Around 1740, the church was completely destroyed by fire and rebuilt in Baroque style. After the Partitions of the Polish-Lithuanian Commonwealth, Lithuania was annexed by the Russian Empire and in 1839, the Russian local government closed the Uniate parish and gave the building back to the Orthodox. After the failed January Uprising, it was completely rebuilt in Neo-Byzantine style on the personal initiative of the general-governor of Vilnius Mikhail Nikolayevich Muravyov-Vilensky. The renewed church was to be another sign of Russian domination in the city, becoming the fifth Orthodox church in the Old Town of Vilnius.
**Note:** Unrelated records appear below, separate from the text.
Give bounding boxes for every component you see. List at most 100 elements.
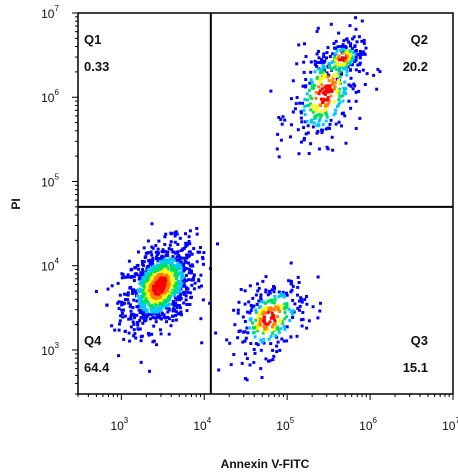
event-dot <box>132 275 136 279</box>
event-dot <box>291 316 295 319</box>
event-dot <box>156 263 160 267</box>
event-dot <box>312 107 316 111</box>
event-dot <box>302 126 306 129</box>
event-dot <box>296 293 299 297</box>
event-dot <box>145 308 149 312</box>
event-dot <box>270 311 274 315</box>
quadrant-percent-q1: 0.33 <box>84 59 109 74</box>
event-dot <box>343 45 347 48</box>
event-dot <box>152 339 156 343</box>
event-dot <box>356 63 360 67</box>
event-dot <box>173 291 177 295</box>
event-dot <box>351 50 355 54</box>
event-dot <box>139 305 143 309</box>
event-dot <box>293 107 297 111</box>
event-dot <box>182 301 186 305</box>
event-dot <box>307 103 311 107</box>
event-dot <box>347 83 351 87</box>
event-dot <box>317 112 321 116</box>
event-dot <box>248 311 252 315</box>
event-dot <box>306 98 310 102</box>
event-dot <box>375 87 379 91</box>
event-dot <box>357 70 361 73</box>
event-dot <box>243 377 247 380</box>
event-dot <box>294 102 298 106</box>
event-dot <box>138 327 142 331</box>
event-dot <box>285 315 289 319</box>
event-dot <box>320 87 324 91</box>
event-dot <box>179 292 183 296</box>
event-dot <box>245 378 249 382</box>
event-dot <box>131 320 135 324</box>
event-dot <box>295 96 299 99</box>
event-dot <box>321 123 325 126</box>
event-dot <box>291 110 295 114</box>
event-dot <box>141 321 145 325</box>
event-dot <box>154 320 158 324</box>
event-dot <box>126 291 130 295</box>
event-dot <box>132 322 136 326</box>
event-dot <box>132 328 136 332</box>
event-dot <box>164 271 168 275</box>
event-dot <box>270 325 274 329</box>
event-dot <box>252 331 256 335</box>
event-dot <box>241 315 245 319</box>
event-dot <box>252 348 256 351</box>
event-dot <box>187 240 191 243</box>
event-dot <box>174 251 178 255</box>
event-dot <box>129 285 133 289</box>
event-dot <box>274 334 278 338</box>
event-dot <box>253 351 257 355</box>
event-dot <box>172 270 176 274</box>
event-dot <box>276 306 280 310</box>
event-dot <box>178 304 182 308</box>
event-dot <box>150 222 154 226</box>
event-dot <box>151 246 155 250</box>
event-dot <box>150 312 154 316</box>
event-dot <box>171 307 175 311</box>
event-dot <box>354 55 358 59</box>
event-dot <box>343 80 347 84</box>
event-dot <box>159 279 163 283</box>
event-dot <box>120 300 124 304</box>
event-dot <box>342 39 346 43</box>
event-dot <box>253 335 257 339</box>
event-dot <box>185 287 188 291</box>
event-dot <box>353 84 357 88</box>
event-dot <box>217 368 221 372</box>
quadrant-name-q1: Q1 <box>84 32 101 47</box>
event-dot <box>327 73 331 77</box>
event-dot <box>267 337 271 341</box>
event-dot <box>329 90 332 93</box>
event-dot <box>324 75 328 79</box>
event-dot <box>334 108 338 112</box>
x-tick-label: 105 <box>276 416 294 433</box>
event-dot <box>298 304 302 308</box>
event-dot <box>291 309 295 313</box>
event-dot <box>166 261 170 265</box>
event-dot <box>188 291 192 295</box>
event-dot <box>166 271 170 275</box>
event-dot <box>168 274 172 278</box>
event-dot <box>170 257 173 261</box>
event-dot <box>177 297 181 301</box>
event-dot <box>326 90 330 94</box>
event-dot <box>332 65 336 69</box>
event-dot <box>254 342 258 346</box>
event-dot <box>301 101 305 105</box>
event-dot <box>270 288 274 292</box>
event-dot <box>354 27 358 31</box>
event-dot <box>148 369 151 373</box>
event-dot <box>354 99 358 103</box>
event-dot <box>315 65 319 68</box>
event-dot <box>236 311 240 315</box>
event-dot <box>129 317 133 321</box>
event-dot <box>278 348 282 352</box>
y-axis-tick-labels: 103 104 105 106 107 <box>41 4 59 358</box>
event-dot <box>301 311 305 314</box>
event-dot <box>262 324 266 328</box>
event-dot <box>244 352 247 356</box>
event-dot <box>358 52 362 56</box>
event-dot <box>333 81 336 85</box>
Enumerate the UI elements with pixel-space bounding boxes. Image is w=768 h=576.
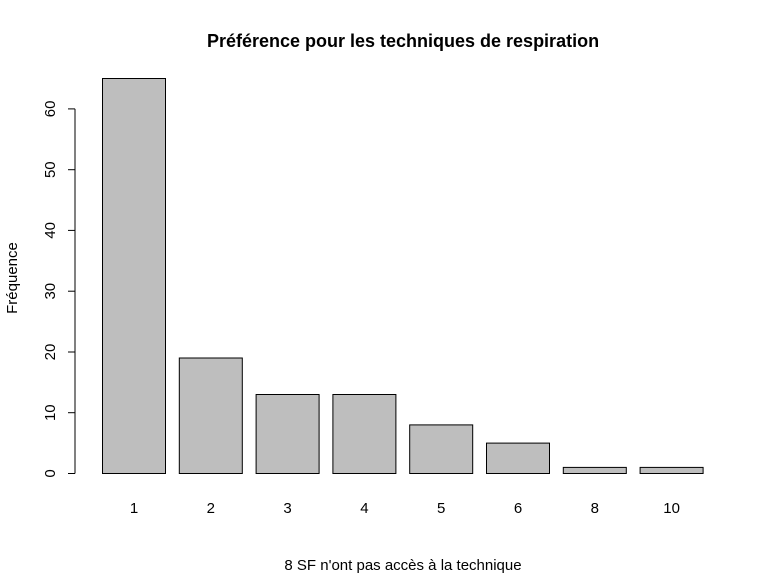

Muraviev also ordered the construction of St. Michael the Archangel chapel, which was to commemorate his victory over the uprising. In 1866, the whole church was reconsecrated. The general-governor's role in the reconstruction of the church was described on a marble plaque on the western wall of the church.

After World War II, the church was closed, but in 1947, the Stalinist government agreed to reopen it as a parish church. The general renovation of the building took place before 1956.